Hans Melliger, Sarmenstorf.
Rollenspiel
Herzlichen Dank, lieber Rölfu, für deinen Steilpass aus Teneriffa. Du freust dich auf meine Rolle im Theaterstück «Sechs Beine» und bist gespannt, ...
Hans Melliger, Sarmenstorf.
Rollenspiel
Herzlichen Dank, lieber Rölfu, für deinen Steilpass aus Teneriffa. Du freust dich auf meine Rolle im Theaterstück «Sechs Beine» und bist gespannt, wen ich auf der Bühne dieses Mal «ausmachen» werde.
Gut, fangen wir vorne an. Es ist eigentlich wie im Leben. Auch im Theater werden dir die Rollen meist zugeteilt. Ausfüllen musst du sie dann selbst – eben möglichst gut. Der Autor weiss aber oft, für wen er schreibt, und die Regie kennt uns Laien-Pappenheimer sowieso bestens. So gibt es bei unserer Rollenbesetzung kein Casting, sondern eher ein: «Ja, diese Figur könnte mit dieser Person funktionieren.»

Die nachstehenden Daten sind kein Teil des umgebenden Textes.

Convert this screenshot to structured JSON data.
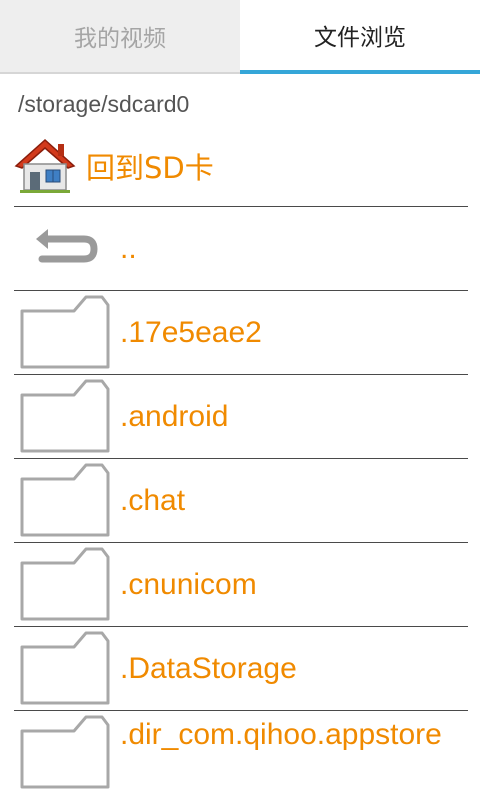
{
  "tabs": [
    {
      "label": "我的视频",
      "active": false
    },
    {
      "label": "文件浏览",
      "active": true
    }
  ],
  "current_path": "/storage/sdcard0",
  "home": {
    "label": "回到SD卡",
    "icon": "house-icon"
  },
  "entries": [
    {
      "label": "..",
      "icon": "back-arrow-icon"
    },
    {
      "label": ".17e5eae2",
      "icon": "folder-icon"
    },
    {
      "label": ".android",
      "icon": "folder-icon"
    },
    {
      "label": ".chat",
      "icon": "folder-icon"
    },
    {
      "label": ".cnunicom",
      "icon": "folder-icon"
    },
    {
      "label": ".DataStorage",
      "icon": "folder-icon"
    },
    {
      "label": ".dir_com.qihoo.appstore",
      "icon": "folder-icon"
    }
  ],
  "colors": {
    "accent": "#35a6d8",
    "label_orange": "#f08a00",
    "divider": "#4a4a4a"
  }
}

Die Figuren werden normalerweise bei der Stückschreibung kurz charakterisiert und umschrieben und dann mit Text ins ganze Rollenspiel eingewoben. Unser Autor Guy nahm aber den schwierigeren Weg. Er führte vor dem Schreiben mit uns Spielenden Interviews durch und wir konnten dabei frei eine uns passende Figur einnehmen und als diese antworten. Danach hat er mit diesen vorgeschlagenen Figuren – und teilweise mit unserem Interviewtext – das Stück geschrieben. Tönt aufwendig – und ist es auch. Ich habe übrigens eine Person aus unserem früheren Umfeld als Figurenvorbild genommen, wahrscheinlich wirst du sie schnell erkennen.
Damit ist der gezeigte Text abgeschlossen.